Duration: 24 months
Proton batteries are a new concept that could find Space as its most promising field of application. Differently from state-of-the-art rechargeable batteries, where the charge carrier is an alkali metal ion (e.g., Li+), the ionic charge carrier in proton batteries is the proton (H+). This feature enables them to meet most of the requirements for electrochemical energy storage devices listed under section 6.4 of ESA Technology Strategy. Namely, proton batteries can sustain nearly a million charge/discharge cycles, currents well above 50C, and they can work at temperatures below -70 °C. Moreover, the active materials employed for this kind of battery are stable and nonflammable. However, proton batteries have a limited energy density because the Prussian blue analogs currently used to prepare the positive electrodes rely on the reversible redox of iron and copper ions. This reaction occurs at relatively low potentials, limiting the cell potential to ~1 V. Even if this limitation was surpassed, the electrolyte employed for sustaining the redox reaction would not be able to sustain higher cell potentials. Indeed, to achieve a potential in the range of 3.2-3.7 V, typical values for modern Li-ion batteries, a new generation of both materials and electrolytes is needed.

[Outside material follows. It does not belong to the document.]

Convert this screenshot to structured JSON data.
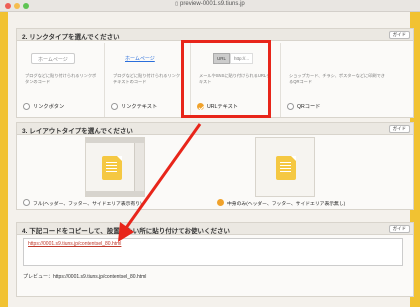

We claim that the working potential of Prussian blue analogs can be improved with an approach still not found in the literature: substituting iron and copper with metal ions having redox transitions at higher potentials, such as nickel ions. Therefore, HI-PRO will develop proton batteries equipped with novel Prussian blue analogs based on nickel and other high-working-potential metal ions. Regarding the instability of standard electrolytes, our preliminary tests have shown that it can be circumvented by a novel approach: substituting aqueous acidic solutions with concentrated phosphoric acid solutions in oxidation-resistant organic solvents.